Another simple kind of collection is a set. Sets contain no duplicates, and the order is not specified nor guaranteed. We can do the usual mathematical unions and intersections on our sets. If I try to insert an object into a set, it becomes part of the set only if it is not already present.
The third basic form of collection is called a dictionary or hash table. In a dictionary, we connect a key with a value. In our example, the key could be the title and the value might be the book itself. You see this for eBooks on a tablet or phone. You locate a title within your library, press the text on the screen with your finger, and the app displays the text of the book for you to read. A key must be unique: there can be one and only one key with a given name.

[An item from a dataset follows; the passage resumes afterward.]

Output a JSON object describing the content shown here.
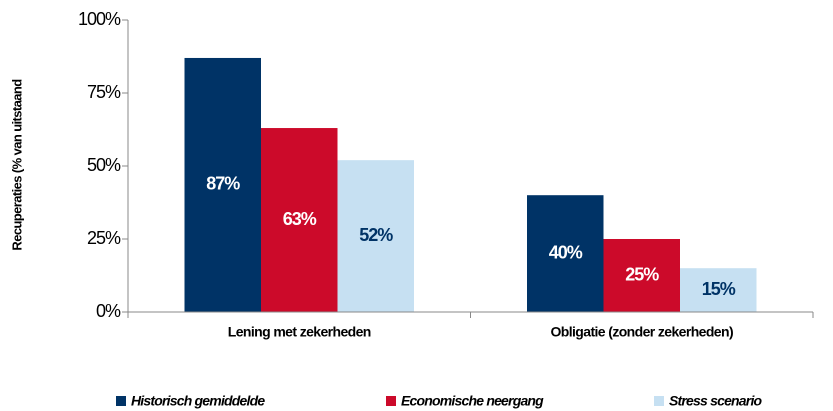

Authors of computer science textbooks typically include collections among data structures. With these three collections mentioned above, you can do a surprising amount of coding. Sometimes you need specialized functionality such as an ordered list that contains no duplicates. Most programming libraries give you access to a broad range of such structures and allow you to create your own.
C. S. Lewis wrote many other books and novels. Another dictionary we could create might use decades like “1930s”, “1940s”, “1950s”, and “1960s” as the keys. The values could be the list of titles in chronological order published within each ten-year span.
Collections can be parts of other collections. For example, I can represent a table of company earnings as a list of lists of numbers and strings. However, some languages require the contained objects all to be of the same type. For example, maybe a list needs to be all integers or all strings. Other languages, including Python, allow you to store different kinds of objects.
Exercise 1.4
In the section on functions, we looked at maximum with two parameters. Think about and describe in words how a similar function that took a single parameter, a list of numbers, might work.
An object which we can change is called mutable. The list of books is mutable while an author is writing and publishing. Once the author passes away, we might lock the collection and declare it immutable. No one can make any further changes. For dictionaries, the keys usually need to be immutable and are frequently strings of text or numbers.
Exercise 1.5
Is a string a collection? If so, should it be mutable or immutable?